Arya B. Gaduh, Laila Kuznezov, Janes Ginting, Gregorius Kelik Agus Endarso, 2005
As part of its mandate to alleviate poverty in Indonesia, the World Bank is undertaking a series of case studies to promote better service provision, especially for poor and disadvantaged people. The case studies were chosen from the many innovative practices seen in Indonesian local government in recent years, through a competitive outreach process managed by the World Bank. Donors, non-governmental organizations, and local government staff were contacted and encouraged to submit proposals regarding innovative service delivery work that they either were undertaking or knew about.
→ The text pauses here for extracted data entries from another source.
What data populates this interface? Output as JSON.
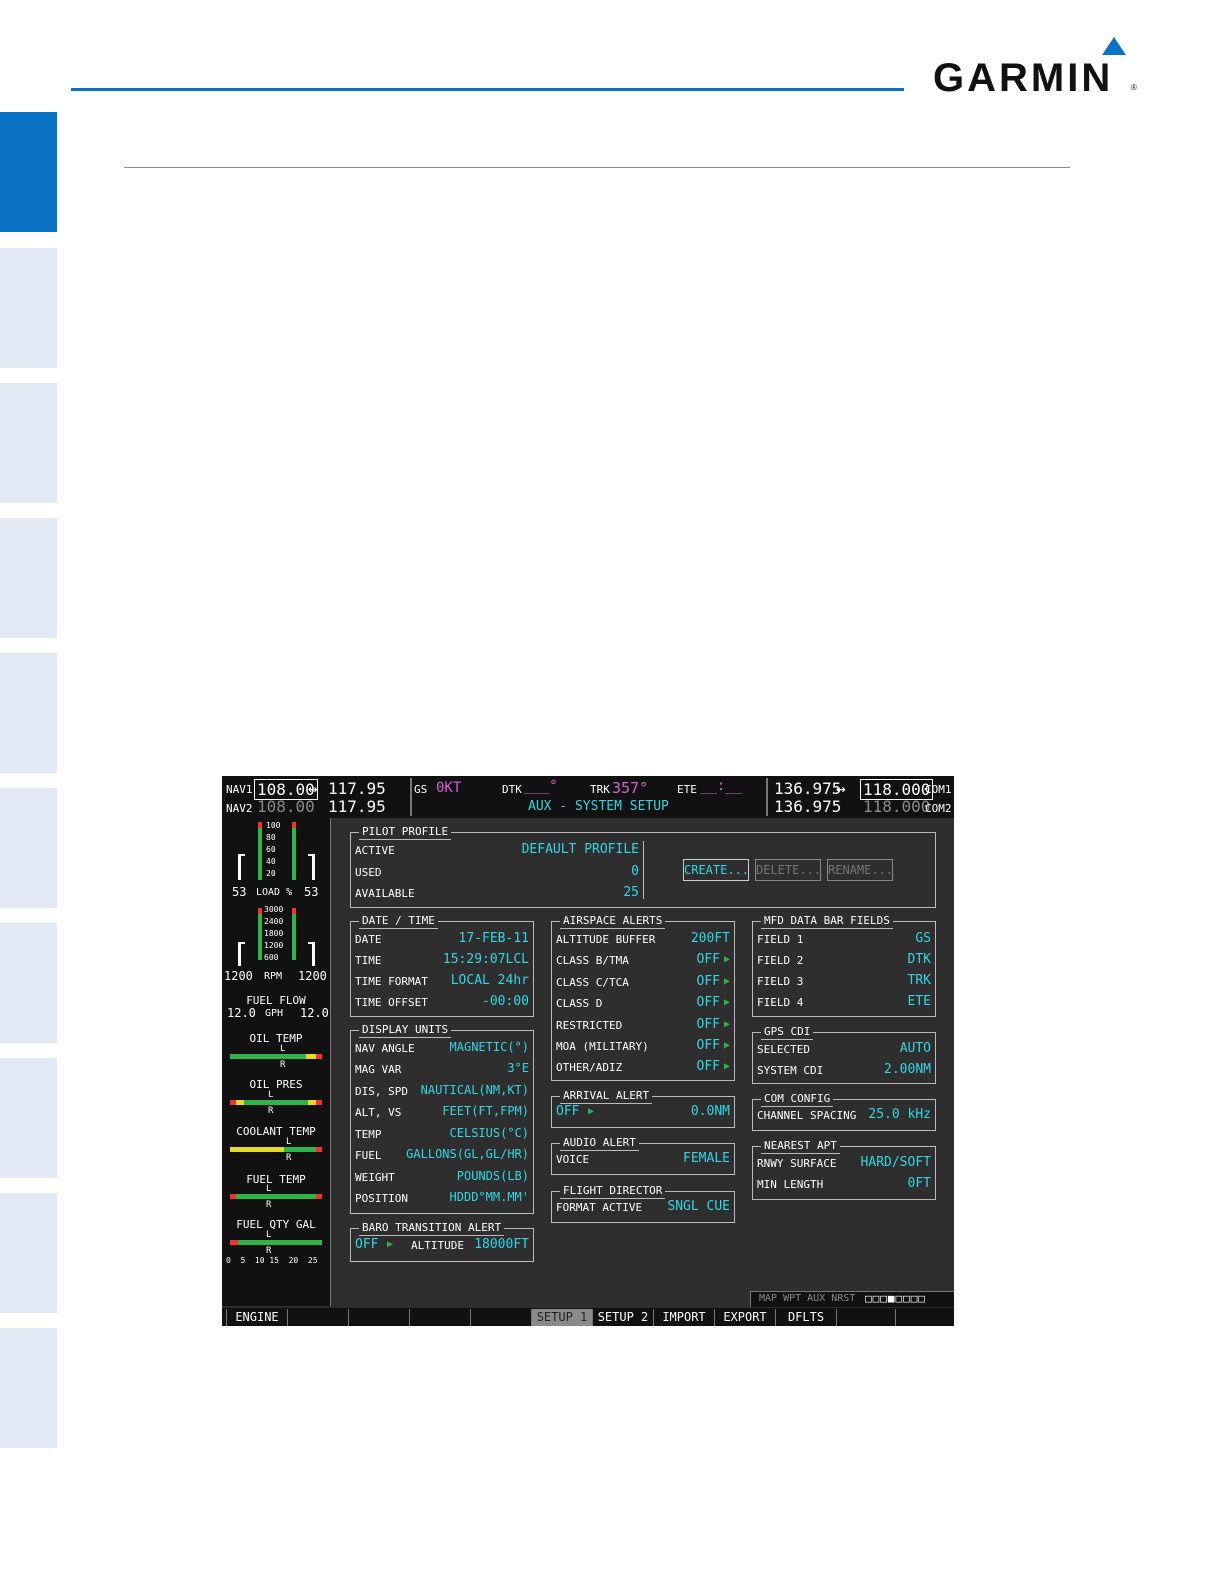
{
  "brand": {
    "name": "GARMIN",
    "registered": "®"
  },
  "mfd": {
    "topbar": {
      "nav1_label": "NAV1",
      "nav1_active": "108.00",
      "nav1_standby": "117.95",
      "nav2_label": "NAV2",
      "nav2_active": "108.00",
      "nav2_standby": "117.95",
      "swap_symbol": "↔",
      "gs_label": "GS",
      "gs_value": "0KT",
      "dtk_label": "DTK",
      "dtk_value": "___°",
      "trk_label": "TRK",
      "trk_value": "357°",
      "ete_label": "ETE",
      "ete_value": "__:__",
      "page_title": "AUX - SYSTEM SETUP",
      "com1_standby": "136.975",
      "com1_active": "118.000",
      "com1_label": "COM1",
      "com2_standby": "136.975",
      "com2_active": "118.000",
      "com2_label": "COM2"
    },
    "eis": {
      "load_ticks": [
        "100",
        "80",
        "60",
        "40",
        "20"
      ],
      "load_left": "53",
      "load_label": "LOAD %",
      "load_right": "53",
      "rpm_ticks": [
        "3000",
        "2400",
        "1800",
        "1200",
        "600"
      ],
      "rpm_left": "1200",
      "rpm_label": "RPM",
      "rpm_right": "1200",
      "fuel_flow_label": "FUEL FLOW",
      "fuel_flow_left": "12.0",
      "fuel_flow_unit": "GPH",
      "fuel_flow_right": "12.0",
      "oil_temp_label": "OIL TEMP",
      "oil_pres_label": "OIL PRES",
      "coolant_temp_label": "COOLANT TEMP",
      "fuel_temp_label": "FUEL TEMP",
      "fuel_qty_label": "FUEL QTY GAL",
      "fuel_qty_scale": "0  5  10 15  20  25",
      "pointer_left": "L",
      "pointer_right": "R"
    },
    "pilot_profile": {
      "title": "PILOT PROFILE",
      "active_label": "ACTIVE",
      "active_value": "DEFAULT PROFILE",
      "used_label": "USED",
      "used_value": "0",
      "available_label": "AVAILABLE",
      "available_value": "25",
      "create_btn": "CREATE...",
      "delete_btn": "DELETE...",
      "rename_btn": "RENAME..."
    },
    "date_time": {
      "title": "DATE / TIME",
      "rows": [
        {
          "k": "DATE",
          "v": "17-FEB-11"
        },
        {
          "k": "TIME",
          "v": "15:29:07LCL"
        },
        {
          "k": "TIME FORMAT",
          "v": "LOCAL 24hr"
        },
        {
          "k": "TIME OFFSET",
          "v": "-00:00"
        }
      ]
    },
    "display_units": {
      "title": "DISPLAY UNITS",
      "rows": [
        {
          "k": "NAV ANGLE",
          "v": "MAGNETIC(°)"
        },
        {
          "k": "MAG VAR",
          "v": "3°E"
        },
        {
          "k": "DIS, SPD",
          "v": "NAUTICAL(NM,KT)"
        },
        {
          "k": "ALT, VS",
          "v": "FEET(FT,FPM)"
        },
        {
          "k": "TEMP",
          "v": "CELSIUS(°C)"
        },
        {
          "k": "FUEL",
          "v": "GALLONS(GL,GL/HR)"
        },
        {
          "k": "WEIGHT",
          "v": "POUNDS(LB)"
        },
        {
          "k": "POSITION",
          "v": "HDDD°MM.MM'"
        }
      ]
    },
    "baro_transition": {
      "title": "BARO TRANSITION ALERT",
      "state": "OFF",
      "altitude_label": "ALTITUDE",
      "altitude_value": "18000FT"
    },
    "airspace_alerts": {
      "title": "AIRSPACE ALERTS",
      "rows": [
        {
          "k": "ALTITUDE BUFFER",
          "v": "200FT"
        },
        {
          "k": "CLASS B/TMA",
          "v": "OFF"
        },
        {
          "k": "CLASS C/TCA",
          "v": "OFF"
        },
        {
          "k": "CLASS D",
          "v": "OFF"
        },
        {
          "k": "RESTRICTED",
          "v": "OFF"
        },
        {
          "k": "MOA (MILITARY)",
          "v": "OFF"
        },
        {
          "k": "OTHER/ADIZ",
          "v": "OFF"
        }
      ]
    },
    "arrival_alert": {
      "title": "ARRIVAL ALERT",
      "state": "OFF",
      "value": "0.0NM"
    },
    "audio_alert": {
      "title": "AUDIO ALERT",
      "label": "VOICE",
      "value": "FEMALE"
    },
    "flight_director": {
      "title": "FLIGHT DIRECTOR",
      "label": "FORMAT ACTIVE",
      "value": "SNGL CUE"
    },
    "mfd_data_bar": {
      "title": "MFD DATA BAR FIELDS",
      "rows": [
        {
          "k": "FIELD 1",
          "v": "GS"
        },
        {
          "k": "FIELD 2",
          "v": "DTK"
        },
        {
          "k": "FIELD 3",
          "v": "TRK"
        },
        {
          "k": "FIELD 4",
          "v": "ETE"
        }
      ]
    },
    "gps_cdi": {
      "title": "GPS CDI",
      "selected_label": "SELECTED",
      "selected_value": "AUTO",
      "system_label": "SYSTEM CDI",
      "system_value": "2.00NM"
    },
    "com_config": {
      "title": "COM CONFIG",
      "label": "CHANNEL SPACING",
      "value": "25.0 kHz"
    },
    "nearest_apt": {
      "title": "NEAREST APT",
      "surface_label": "RNWY SURFACE",
      "surface_value": "HARD/SOFT",
      "length_label": "MIN LENGTH",
      "length_value": "0FT"
    },
    "page_group": {
      "text": "MAP WPT AUX NRST",
      "boxes": "□□□■□□□□"
    },
    "softkeys": [
      "ENGINE",
      "",
      "",
      "",
      "",
      "SETUP 1",
      "SETUP 2",
      "IMPORT",
      "EXPORT",
      "DFLTS",
      "",
      ""
    ]
  },
  "colors": {
    "accent_blue": "#0a72c4",
    "tab_light": "#e2e9f4",
    "mfd_cyan": "#33d6e6",
    "mfd_magenta": "#d65fd6"
  }
}
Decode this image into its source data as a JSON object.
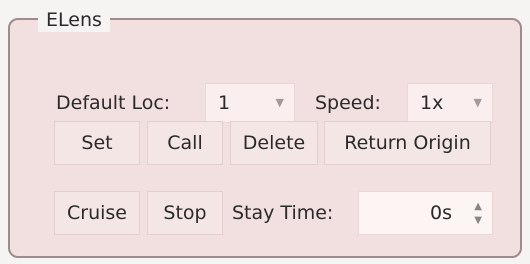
{
  "group": {
    "title": "ELens"
  },
  "row1": {
    "default_loc_label": "Default Loc:",
    "default_loc_value": "1",
    "speed_label": "Speed:",
    "speed_value": "1x"
  },
  "row2": {
    "set_label": "Set",
    "call_label": "Call",
    "delete_label": "Delete",
    "return_origin_label": "Return Origin"
  },
  "row3": {
    "cruise_label": "Cruise",
    "stop_label": "Stop",
    "stay_time_label": "Stay Time:",
    "stay_time_value": "0s"
  },
  "icons": {
    "dropdown": "chevron-down-icon",
    "spin_up": "arrow-up-icon",
    "spin_down": "arrow-down-icon"
  }
}
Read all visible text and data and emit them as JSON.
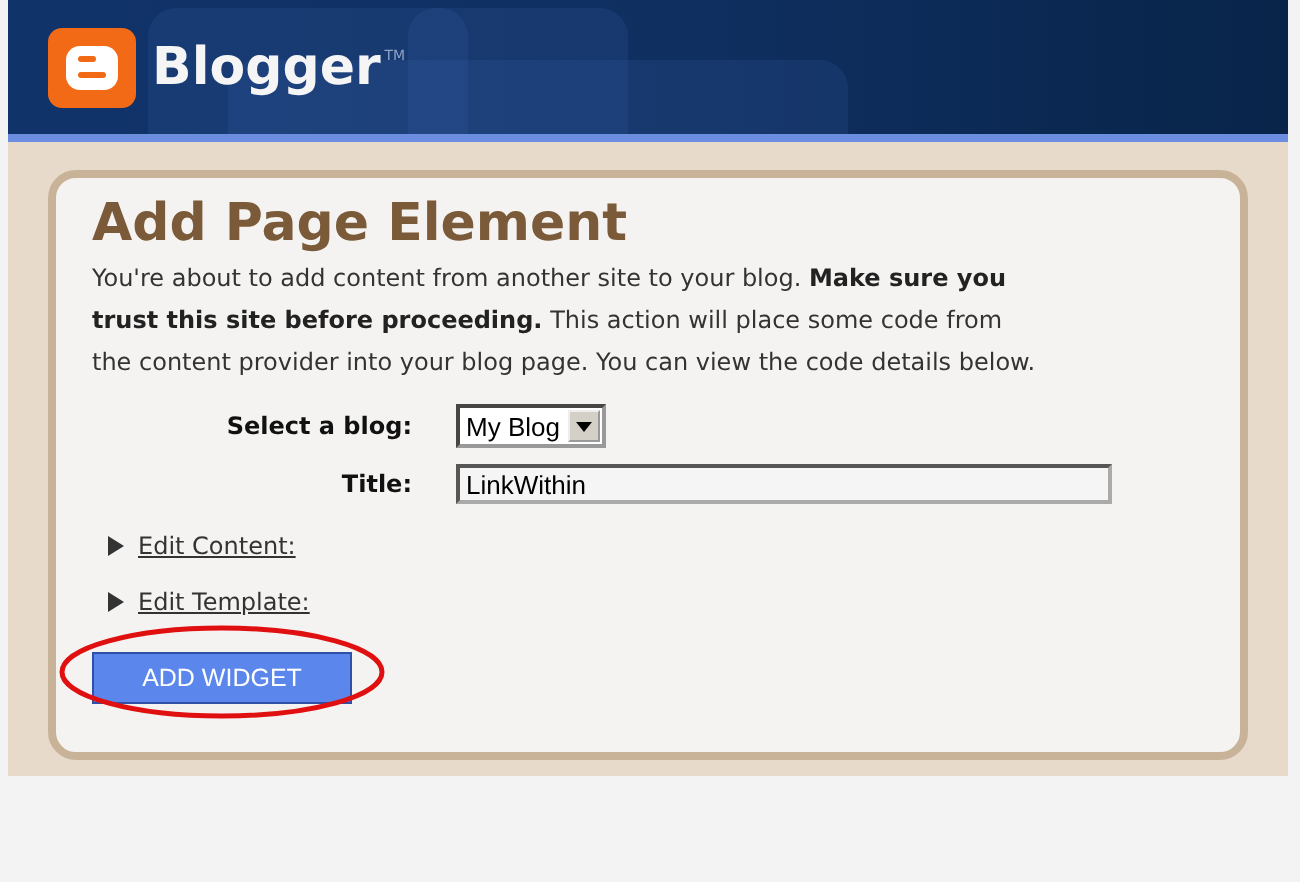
{
  "header": {
    "logo_text": "Blogger",
    "trademark": "TM"
  },
  "panel": {
    "title": "Add Page Element",
    "description": "You're about to add content from another site to your blog. **Make sure you trust this site before proceeding.** This action will place some code from the content provider into your blog page. You can view the code details below.",
    "fields": [
      {
        "kind": "select",
        "label": "Select a blog:",
        "value": "My Blog"
      },
      {
        "kind": "text",
        "label": "Title:",
        "value": "LinkWithin"
      }
    ],
    "sections": [
      {
        "label": "Edit Content:",
        "expanded": false
      },
      {
        "label": "Edit Template:",
        "expanded": false
      }
    ],
    "button": {
      "label": "ADD WIDGET",
      "highlighted": true
    }
  }
}
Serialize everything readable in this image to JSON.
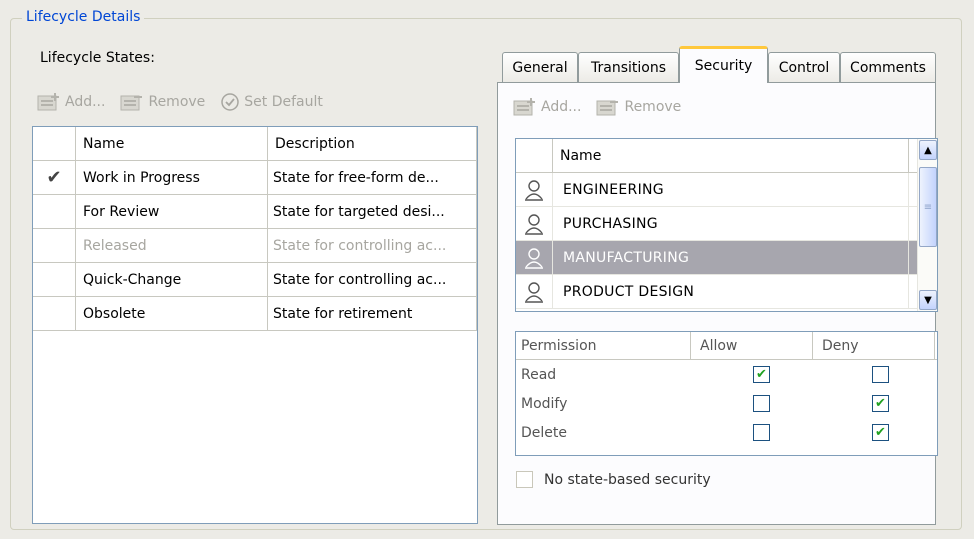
{
  "group_title": "Lifecycle Details",
  "states_label": "Lifecycle States:",
  "left_toolbar": {
    "add": "Add...",
    "remove": "Remove",
    "set_default": "Set Default"
  },
  "states_table": {
    "columns": [
      "Name",
      "Description"
    ],
    "rows": [
      {
        "default": true,
        "name": "Work in Progress",
        "description": "State for free-form de...",
        "enabled": true
      },
      {
        "default": false,
        "name": "For Review",
        "description": "State for targeted desi...",
        "enabled": true
      },
      {
        "default": false,
        "name": "Released",
        "description": "State for controlling ac...",
        "enabled": false
      },
      {
        "default": false,
        "name": "Quick-Change",
        "description": "State for controlling ac...",
        "enabled": true
      },
      {
        "default": false,
        "name": "Obsolete",
        "description": "State for retirement",
        "enabled": true
      }
    ]
  },
  "tabs": [
    {
      "label": "General",
      "active": false
    },
    {
      "label": "Transitions",
      "active": false
    },
    {
      "label": "Security",
      "active": true
    },
    {
      "label": "Control",
      "active": false
    },
    {
      "label": "Comments",
      "active": false
    }
  ],
  "right_toolbar": {
    "add": "Add...",
    "remove": "Remove"
  },
  "members_table": {
    "columns": [
      "Name"
    ],
    "rows": [
      {
        "name": "ENGINEERING",
        "selected": false
      },
      {
        "name": "PURCHASING",
        "selected": false
      },
      {
        "name": "MANUFACTURING",
        "selected": true
      },
      {
        "name": "PRODUCT DESIGN",
        "selected": false
      }
    ]
  },
  "permissions": {
    "columns": [
      "Permission",
      "Allow",
      "Deny"
    ],
    "rows": [
      {
        "name": "Read",
        "allow": true,
        "deny": false
      },
      {
        "name": "Modify",
        "allow": false,
        "deny": true
      },
      {
        "name": "Delete",
        "allow": false,
        "deny": true
      }
    ]
  },
  "no_state_security": {
    "label": "No state-based security",
    "checked": false
  },
  "colors": {
    "accent": "#0046d5",
    "tab_highlight": "#ffc83c",
    "selection": "#a7a6ae",
    "check": "#21a121"
  },
  "icons": {
    "check": "checkmark-icon",
    "user": "user-icon",
    "add": "add-icon",
    "remove": "remove-icon",
    "set_default": "set-default-icon"
  }
}
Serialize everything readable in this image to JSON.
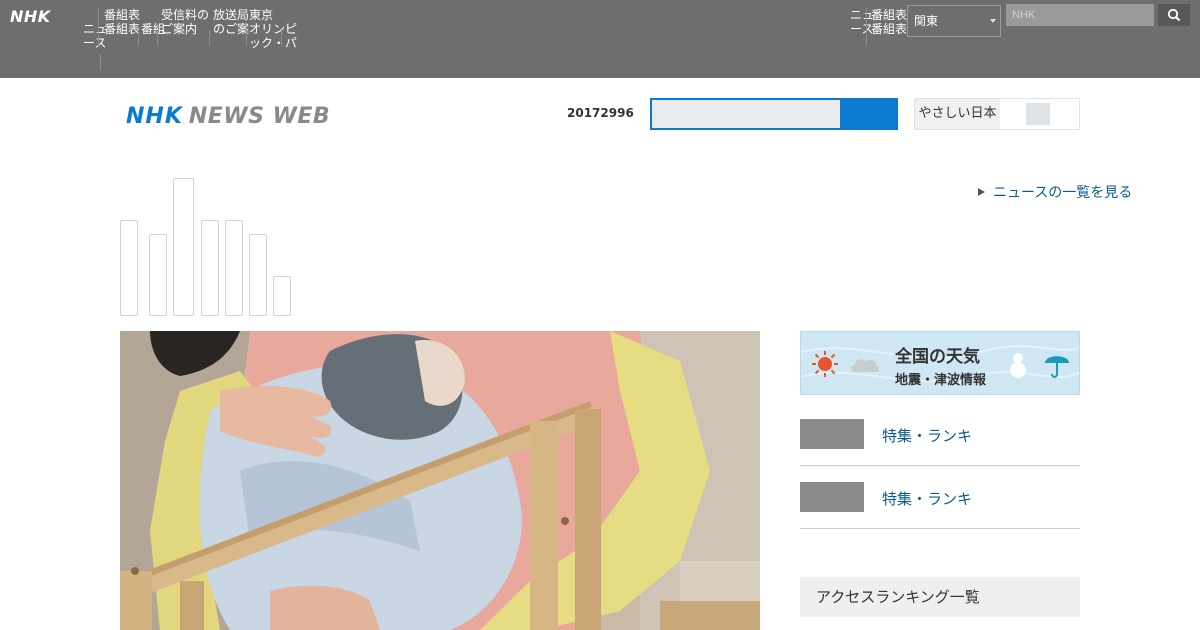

The Jaminan Kesehatan Jembrana (JKJ) health insurance reform scheme in Jembrana District, Bali, touches upon a theme that is central to making services more pro-poor, to wit, the use of private providers to expand service coverage and improve quality by increasing competition. The Jaminan Kesehatan Jembrana (JKJ or Jembrana Health Insurance) scheme begun in Jembrana District, Bali Province in March 2003 provides free primary healthcare to all members; free secondary and tertiary care is also provided for poor members. The scheme has improved the access of both poor and non-poor citizens to healthcare. Before JKJ, only 17 percent of district citizens were covered by any kind of health insurance; now, 63 percent are covered. The percentage of ill people who sought treatment in Jembrana more than doubled from 40 percent in 2003 to 90 percent in 2004. For the poor, the increase was from 29 to 80 percent. Increased access of the poor to health services is due primarily to the inclusion of private providers in the JKJ scheme. Though on paper, out-of-pocket healthcare costs have increased sharply for poor non-members, in practice most public providers still provide free care for all poor clients. This increases access of even non-member poor to healthcare, but subjects them to the discretion of providers who have the legal right to refuse them free services. Meanwhile, JKJ registration requirements have kept many of the poor from joining.
JKJ's attempts to become self-financing have focused recently on a new one-membership-card-per-person system (rather than the old one-card-per-family scheme), and this is likely behind a drop in membership of the poor, from 66 percent in 2004 to 22 percent (re-registered under the new system) by May 2005, since many poor families cannot afford to re-enroll all members. By increasing access to private providers, JKJ has increased competition between public clinics and private doctors for clients. JKJ has also improved both healthcare quality and client satisfaction. It is likely that JKJ's enforcement of strict standards on equipment, treatment, medication, and referral has contributed to the improvement. JKJ does not, however, appear to be financially sustainable. There has been a rapid, unbudgeted increase in district spending on JKJ. JKJ's inclusion of non-poor citizens adds greatly to its cost--in 2004, 95 percent of the Rp. 9.5 billion in JKJ claims were made for services to non-poor clients. The informal inclusion of poor non-members also increases JKJ costs, as those who provide free services to poor non-members are in fact usually reimbursed by JKJ. Finally, investment in JKJ administration is grossly inadequate, and JKJ's legal basis is challenged by a 2004 law centralizing health insurance.